I arranged for the professors to visit several OEMs so they could see firsthand the engineering and manufacturing process. When the OEMs saw how enthusiastic the professors were, they became excited, too, and the effort snowballed. OEMs have contributed almost $1 million worth of machinery and equipment to the school’s engineering lab.
I worked with the school on adjusting the curriculum and met with the state certification board to get mechatronics recognized. Approval was granted in a year, which was considered lightning speed.
Early in the process, Niaz Latif joined the school as the dean of technology. He saw the possibilities of this program and has been a major supporter. This is interesting work, and the jobs are not exportable; they stay here.
Thirty percent of PMMI’s membership is based within 100 miles of the school, which has helped in arranging internships for the students so they can gain hands-on experience. Since the degree program started, the Center for Packaging Machinery Industry has been established to bring the school and industry together to address needs. But the need for more training is global.
FE: Are you involved in other efforts to recruit and train young engineers and technicians?
Wilson: I’ve been active on PMMI’s education committee, where we’re developing mechanical certifications at multiple levels of skill competencies in PLC programming, mechanical drive components and other competencies. Training is done online. And PMMI supports student visits to PACK EXPO.

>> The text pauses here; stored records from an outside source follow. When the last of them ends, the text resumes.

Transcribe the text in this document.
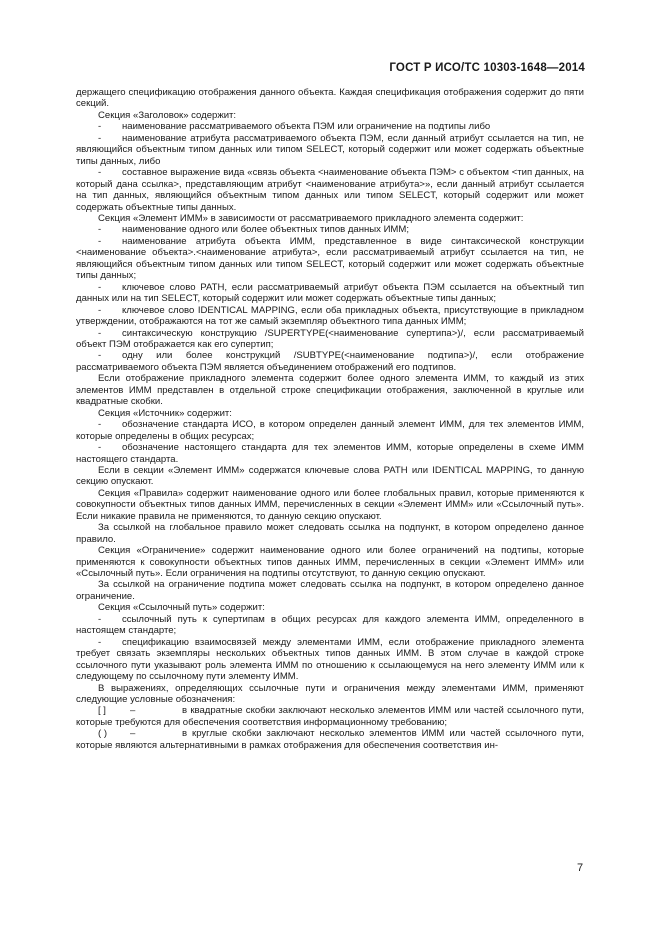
ГОСТ Р ИСО/ТС 10303-1648—2014

держащего спецификацию отображения данного объекта. Каждая спецификация отображения содержит до пяти секций.

Секция «Заголовок» содержит:

- наименование рассматриваемого объекта ПЭМ или ограничение на подтипы либо

- наименование атрибута рассматриваемого объекта ПЭМ, если данный атрибут ссылается на тип, не являющийся объектным типом данных или типом SELECT, который содержит или может содержать объектные типы данных, либо

- составное выражение вида «связь объекта <наименование объекта ПЭМ> с объектом <тип данных, на который дана ссылка>, представляющим атрибут <наименование атрибута>», если данный атрибут ссылается на тип данных, являющийся объектным типом данных или типом SELECT, который содержит или может содержать объектные типы данных.

Секция «Элемент ИММ» в зависимости от рассматриваемого прикладного элемента содержит:

- наименование одного или более объектных типов данных ИММ;

- наименование атрибута объекта ИММ, представленное в виде синтаксической конструкции <наименование объекта>.<наименование атрибута>, если рассматриваемый атрибут ссылается на тип, не являющийся объектным типом данных или типом SELECT, который содержит или может содержать объектные типы данных;

- ключевое слово PATH, если рассматриваемый атрибут объекта ПЭМ ссылается на объектный тип данных или на тип SELECT, который содержит или может содержать объектные типы данных;

- ключевое слово IDENTICAL MAPPING, если оба прикладных объекта, присутствующие в прикладном утверждении, отображаются на тот же самый экземпляр объектного типа данных ИММ;

- синтаксическую конструкцию /SUPERTYPE(<наименование супертипа>)/, если рассматриваемый объект ПЭМ отображается как его супертип;

- одну или более конструкций /SUBTYPE(<наименование подтипа>)/, если отображение рассматриваемого объекта ПЭМ является объединением отображений его подтипов.

Если отображение прикладного элемента содержит более одного элемента ИММ, то каждый из этих элементов ИММ представлен в отдельной строке спецификации отображения, заключенной в круглые или квадратные скобки.

Секция «Источник» содержит:

- обозначение стандарта ИСО, в котором определен данный элемент ИММ, для тех элементов ИММ, которые определены в общих ресурсах;

- обозначение настоящего стандарта для тех элементов ИММ, которые определены в схеме ИММ настоящего стандарта.

Если в секции «Элемент ИММ» содержатся ключевые слова PATH или IDENTICAL MAPPING, то данную секцию опускают.

Секция «Правила» содержит наименование одного или более глобальных правил, которые применяются к совокупности объектных типов данных ИММ, перечисленных в секции «Элемент ИММ» или «Ссылочный путь». Если никакие правила не применяются, то данную секцию опускают.

За ссылкой на глобальное правило может следовать ссылка на подпункт, в котором определено данное правило.

Секция «Ограничение» содержит наименование одного или более ограничений на подтипы, которые применяются к совокупности объектных типов данных ИММ, перечисленных в секции «Элемент ИММ» или «Ссылочный путь». Если ограничения на подтипы отсутствуют, то данную секцию опускают.

За ссылкой на ограничение подтипа может следовать ссылка на подпункт, в котором определено данное ограничение.

Секция «Ссылочный путь» содержит:

- ссылочный путь к супертипам в общих ресурсах для каждого элемента ИММ, определенного в настоящем стандарте;

- спецификацию взаимосвязей между элементами ИММ, если отображение прикладного элемента требует связать экземпляры нескольких объектных типов данных ИММ. В этом случае в каждой строке ссылочного пути указывают роль элемента ИММ по отношению к ссылающемуся на него элементу ИММ или к следующему по ссылочному пути элементу ИММ.

В выражениях, определяющих ссылочные пути и ограничения между элементами ИММ, применяют следующие условные обозначения:

[ ]	–	в квадратные скобки заключают несколько элементов ИММ или частей ссылочного пути, которые требуются для обеспечения соответствия информационному требованию;

( ) –	в круглые скобки заключают несколько элементов ИММ или частей ссылочного пути, которые являются альтернативными в рамках отображения для обеспечения соответствия ин-

7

We have at least a dozen PMMI certified trainers on the Morrison staff. We use them both to train people inside our company and out, teaching end-users’ workers not only how to maintain the equipment but to continuously improve changeover performance. Education is critically important to our country, and we actively encourage and pay for our employees to pursue a course of study, regardless [of whether] it is related to their jobs. It changes the way they see things.
FE: Given your commitment to education, why didn’t you pursue an advanced engineering degree?
Wilson: I needed to go to work. Back then, you could earn as you go, and I could just keep ahead of the bill collector.
While in school, I worked as a research assistant at the Iowa State atomic energy lab, now known as the US Department of Energy Ames Laboratory. Those kinds of jobs, as well as the lab itself, could likely go unfunded in the current federal debt-reduction climate. I think it’s a mistake.